So I took a quick look at the company’s insiders, and noticed a lingering venture capital firm among the mutual funds. It’s Technology Crossover Ventures, whose current stake is worth just shy of $1 billion (based on Sept. 30 holdings).
TCV originally invested back in 1999, as part of a $15 million Series C round at a $60 million pre-money valuation. It then participated in two more VC financings, including a $50 million round in early 2000 that valued Netflix at around $240 million (again, pre-money). For context, Netflix has a current market cap in excess of $9.8 billion.
TCV invested a total of $55 million in the private financings, and then bought another $5.7 million worth of Netflix shares as part of the company’s IPO (at $15 per share). It later followed that up with $75 million of open-market purchases in the summer of 2006.

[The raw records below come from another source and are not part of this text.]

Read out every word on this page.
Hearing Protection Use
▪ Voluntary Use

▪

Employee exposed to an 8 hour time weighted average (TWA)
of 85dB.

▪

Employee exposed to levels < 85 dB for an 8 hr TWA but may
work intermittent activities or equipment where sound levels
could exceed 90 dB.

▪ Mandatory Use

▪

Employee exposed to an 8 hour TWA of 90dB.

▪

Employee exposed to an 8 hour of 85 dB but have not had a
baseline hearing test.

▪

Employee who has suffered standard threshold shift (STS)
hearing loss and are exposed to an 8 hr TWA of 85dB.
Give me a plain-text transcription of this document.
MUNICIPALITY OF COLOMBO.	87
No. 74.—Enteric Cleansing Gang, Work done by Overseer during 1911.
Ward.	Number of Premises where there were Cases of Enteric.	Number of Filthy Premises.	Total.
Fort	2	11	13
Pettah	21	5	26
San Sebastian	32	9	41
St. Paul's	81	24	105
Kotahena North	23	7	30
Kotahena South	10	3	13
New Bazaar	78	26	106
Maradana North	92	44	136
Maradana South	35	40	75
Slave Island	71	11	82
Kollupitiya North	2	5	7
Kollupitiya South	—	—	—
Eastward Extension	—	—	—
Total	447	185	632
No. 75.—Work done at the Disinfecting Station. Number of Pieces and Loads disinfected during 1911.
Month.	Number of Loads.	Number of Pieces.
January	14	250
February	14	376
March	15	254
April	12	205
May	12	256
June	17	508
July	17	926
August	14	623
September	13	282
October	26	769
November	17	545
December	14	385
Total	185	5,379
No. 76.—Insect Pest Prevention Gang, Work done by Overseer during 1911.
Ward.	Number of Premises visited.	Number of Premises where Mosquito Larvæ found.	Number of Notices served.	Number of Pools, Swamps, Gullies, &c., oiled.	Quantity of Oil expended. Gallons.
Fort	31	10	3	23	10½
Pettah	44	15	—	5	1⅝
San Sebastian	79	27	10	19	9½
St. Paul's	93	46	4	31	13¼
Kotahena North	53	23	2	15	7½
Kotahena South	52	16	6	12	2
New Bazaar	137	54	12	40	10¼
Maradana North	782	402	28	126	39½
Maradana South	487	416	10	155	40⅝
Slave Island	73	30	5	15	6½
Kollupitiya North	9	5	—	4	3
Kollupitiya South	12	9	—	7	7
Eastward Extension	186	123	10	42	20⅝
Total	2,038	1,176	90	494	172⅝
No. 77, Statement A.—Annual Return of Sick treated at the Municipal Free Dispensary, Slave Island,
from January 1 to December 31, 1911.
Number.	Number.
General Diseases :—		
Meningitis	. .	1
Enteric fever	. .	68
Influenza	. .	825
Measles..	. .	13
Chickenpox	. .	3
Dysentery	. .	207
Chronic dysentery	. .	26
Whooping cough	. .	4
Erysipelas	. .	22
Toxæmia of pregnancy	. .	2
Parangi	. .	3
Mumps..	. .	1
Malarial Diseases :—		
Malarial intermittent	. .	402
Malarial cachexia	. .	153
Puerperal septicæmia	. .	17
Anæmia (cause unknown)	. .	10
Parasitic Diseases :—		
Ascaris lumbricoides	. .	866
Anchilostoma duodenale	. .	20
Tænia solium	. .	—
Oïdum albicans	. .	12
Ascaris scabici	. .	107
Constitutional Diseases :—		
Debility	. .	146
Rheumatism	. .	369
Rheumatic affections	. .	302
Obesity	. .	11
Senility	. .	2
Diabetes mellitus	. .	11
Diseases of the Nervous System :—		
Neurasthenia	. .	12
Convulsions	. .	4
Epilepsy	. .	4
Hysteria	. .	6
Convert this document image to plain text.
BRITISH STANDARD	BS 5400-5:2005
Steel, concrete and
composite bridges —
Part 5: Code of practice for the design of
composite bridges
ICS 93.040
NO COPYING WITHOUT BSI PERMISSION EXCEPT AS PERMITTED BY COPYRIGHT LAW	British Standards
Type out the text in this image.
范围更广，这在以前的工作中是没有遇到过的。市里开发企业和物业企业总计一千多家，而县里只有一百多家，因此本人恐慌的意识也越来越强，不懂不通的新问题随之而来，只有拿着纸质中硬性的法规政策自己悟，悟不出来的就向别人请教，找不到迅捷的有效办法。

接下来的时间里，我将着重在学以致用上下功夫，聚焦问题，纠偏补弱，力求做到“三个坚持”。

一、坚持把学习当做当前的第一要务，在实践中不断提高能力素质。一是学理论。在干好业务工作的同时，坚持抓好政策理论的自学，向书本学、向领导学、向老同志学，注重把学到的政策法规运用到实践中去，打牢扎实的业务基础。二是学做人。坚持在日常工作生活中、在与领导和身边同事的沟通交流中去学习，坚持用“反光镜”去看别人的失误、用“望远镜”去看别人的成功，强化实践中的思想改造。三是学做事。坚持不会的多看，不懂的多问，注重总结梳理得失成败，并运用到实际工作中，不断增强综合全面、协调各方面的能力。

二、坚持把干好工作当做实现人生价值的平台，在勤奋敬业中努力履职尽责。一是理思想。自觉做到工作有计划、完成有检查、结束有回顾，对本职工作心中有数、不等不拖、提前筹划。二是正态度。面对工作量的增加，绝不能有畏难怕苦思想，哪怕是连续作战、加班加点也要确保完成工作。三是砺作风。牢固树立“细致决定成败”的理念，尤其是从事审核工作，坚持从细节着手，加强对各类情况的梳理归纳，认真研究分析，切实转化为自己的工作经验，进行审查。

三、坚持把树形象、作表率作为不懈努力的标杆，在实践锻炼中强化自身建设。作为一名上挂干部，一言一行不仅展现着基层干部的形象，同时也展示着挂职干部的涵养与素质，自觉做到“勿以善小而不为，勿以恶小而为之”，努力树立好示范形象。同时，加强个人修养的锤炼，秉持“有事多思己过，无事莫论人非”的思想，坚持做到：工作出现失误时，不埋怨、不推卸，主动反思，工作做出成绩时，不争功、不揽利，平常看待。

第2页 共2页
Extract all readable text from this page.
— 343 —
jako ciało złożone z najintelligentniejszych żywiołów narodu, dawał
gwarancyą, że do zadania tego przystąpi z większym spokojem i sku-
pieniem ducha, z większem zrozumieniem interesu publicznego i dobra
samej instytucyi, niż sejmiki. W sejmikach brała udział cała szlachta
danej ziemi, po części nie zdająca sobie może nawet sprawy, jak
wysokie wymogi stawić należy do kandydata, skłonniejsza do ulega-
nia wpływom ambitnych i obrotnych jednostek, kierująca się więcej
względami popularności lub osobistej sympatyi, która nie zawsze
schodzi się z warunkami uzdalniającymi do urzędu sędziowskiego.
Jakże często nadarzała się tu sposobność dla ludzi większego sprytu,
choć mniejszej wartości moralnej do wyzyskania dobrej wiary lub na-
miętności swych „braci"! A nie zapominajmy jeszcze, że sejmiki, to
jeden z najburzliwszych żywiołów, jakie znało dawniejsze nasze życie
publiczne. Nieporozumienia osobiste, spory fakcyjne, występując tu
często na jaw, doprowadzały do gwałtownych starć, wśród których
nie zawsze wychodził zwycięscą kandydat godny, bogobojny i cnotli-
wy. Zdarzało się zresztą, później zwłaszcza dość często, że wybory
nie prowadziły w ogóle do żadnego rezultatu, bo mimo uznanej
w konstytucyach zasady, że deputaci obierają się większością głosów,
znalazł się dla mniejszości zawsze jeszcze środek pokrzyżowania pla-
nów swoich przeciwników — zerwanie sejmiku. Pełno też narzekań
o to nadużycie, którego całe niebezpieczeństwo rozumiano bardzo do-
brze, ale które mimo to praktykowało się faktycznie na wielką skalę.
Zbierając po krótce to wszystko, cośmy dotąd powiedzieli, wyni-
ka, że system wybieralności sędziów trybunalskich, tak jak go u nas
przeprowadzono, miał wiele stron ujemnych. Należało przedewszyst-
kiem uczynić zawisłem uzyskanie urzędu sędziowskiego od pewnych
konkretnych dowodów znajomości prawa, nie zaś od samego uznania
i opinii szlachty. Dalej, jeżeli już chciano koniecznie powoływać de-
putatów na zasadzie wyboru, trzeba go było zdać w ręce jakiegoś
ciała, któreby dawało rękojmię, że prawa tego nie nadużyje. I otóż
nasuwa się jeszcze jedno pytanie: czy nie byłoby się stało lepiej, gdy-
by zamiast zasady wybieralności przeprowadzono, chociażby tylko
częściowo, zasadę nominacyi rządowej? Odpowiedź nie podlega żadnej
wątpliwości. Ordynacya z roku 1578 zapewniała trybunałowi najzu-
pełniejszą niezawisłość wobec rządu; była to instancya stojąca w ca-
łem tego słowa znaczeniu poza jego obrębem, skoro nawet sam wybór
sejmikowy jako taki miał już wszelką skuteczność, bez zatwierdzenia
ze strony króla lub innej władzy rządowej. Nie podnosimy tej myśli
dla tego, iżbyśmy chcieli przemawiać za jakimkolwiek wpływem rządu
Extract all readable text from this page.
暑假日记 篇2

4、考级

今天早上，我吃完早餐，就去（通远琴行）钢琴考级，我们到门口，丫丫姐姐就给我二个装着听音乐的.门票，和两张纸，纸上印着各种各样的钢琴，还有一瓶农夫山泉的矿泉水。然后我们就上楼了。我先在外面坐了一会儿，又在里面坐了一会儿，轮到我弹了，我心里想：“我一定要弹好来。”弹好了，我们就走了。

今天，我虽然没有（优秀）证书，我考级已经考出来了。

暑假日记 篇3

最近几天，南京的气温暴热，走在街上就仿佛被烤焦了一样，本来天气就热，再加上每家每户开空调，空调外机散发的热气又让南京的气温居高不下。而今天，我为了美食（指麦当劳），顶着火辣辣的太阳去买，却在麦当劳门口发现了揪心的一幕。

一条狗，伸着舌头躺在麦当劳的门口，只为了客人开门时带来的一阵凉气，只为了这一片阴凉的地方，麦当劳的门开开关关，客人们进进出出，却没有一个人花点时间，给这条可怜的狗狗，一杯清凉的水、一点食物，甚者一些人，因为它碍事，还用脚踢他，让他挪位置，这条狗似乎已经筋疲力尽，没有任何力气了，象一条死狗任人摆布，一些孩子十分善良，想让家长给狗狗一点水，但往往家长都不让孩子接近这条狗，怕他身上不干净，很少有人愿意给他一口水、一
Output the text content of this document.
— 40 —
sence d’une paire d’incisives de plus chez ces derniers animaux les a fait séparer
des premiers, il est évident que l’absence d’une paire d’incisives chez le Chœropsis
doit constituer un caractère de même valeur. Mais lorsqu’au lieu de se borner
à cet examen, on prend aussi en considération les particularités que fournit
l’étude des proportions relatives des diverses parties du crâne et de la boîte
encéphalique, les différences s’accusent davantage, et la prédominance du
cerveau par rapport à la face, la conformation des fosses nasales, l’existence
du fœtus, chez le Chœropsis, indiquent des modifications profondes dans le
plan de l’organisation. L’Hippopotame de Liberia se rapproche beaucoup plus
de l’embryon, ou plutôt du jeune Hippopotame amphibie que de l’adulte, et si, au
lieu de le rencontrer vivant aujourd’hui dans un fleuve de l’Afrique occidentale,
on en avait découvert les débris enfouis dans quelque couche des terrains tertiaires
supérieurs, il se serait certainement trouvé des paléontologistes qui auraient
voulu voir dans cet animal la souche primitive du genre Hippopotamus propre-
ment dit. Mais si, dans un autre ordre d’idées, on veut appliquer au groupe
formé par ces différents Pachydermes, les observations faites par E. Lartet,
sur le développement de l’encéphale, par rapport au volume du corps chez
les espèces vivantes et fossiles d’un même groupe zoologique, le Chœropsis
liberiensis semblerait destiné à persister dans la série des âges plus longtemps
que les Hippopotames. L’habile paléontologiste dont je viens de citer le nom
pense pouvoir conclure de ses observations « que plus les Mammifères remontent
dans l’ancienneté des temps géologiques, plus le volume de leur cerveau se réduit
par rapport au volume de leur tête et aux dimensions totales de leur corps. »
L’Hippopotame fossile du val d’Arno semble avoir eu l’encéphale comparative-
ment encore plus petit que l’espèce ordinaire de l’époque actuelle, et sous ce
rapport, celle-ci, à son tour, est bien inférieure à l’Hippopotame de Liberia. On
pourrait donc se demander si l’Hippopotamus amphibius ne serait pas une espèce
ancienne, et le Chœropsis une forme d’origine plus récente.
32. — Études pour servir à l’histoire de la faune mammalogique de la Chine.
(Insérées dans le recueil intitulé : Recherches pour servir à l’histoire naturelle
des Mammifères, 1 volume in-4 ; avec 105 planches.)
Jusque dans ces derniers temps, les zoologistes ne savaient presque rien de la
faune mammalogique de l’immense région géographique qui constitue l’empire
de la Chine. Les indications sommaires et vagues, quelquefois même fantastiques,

So we pull out our calculator, to find that TCV invested a total of $135.3 million in Netflix. Based on shares held at the end of September (multiplied by today’s price), its paper position is worth a whopping $960 million. And that doesn’t include at least $60 million worth of shares it has sold along the way (according to SEC filings).
Not necessarily in the top pantheon of VC returns from an IRR perspective, but clearly in the conversation when it comes to cash-on-cash returns…
Update: Commenter Josh (see below) is right. It appears that TCV disbursed approximately 2.57 million shares at the end of October. Assuming all of those shares were liquidated by TCV investors on October 29, the total value would have been approximately $446 million.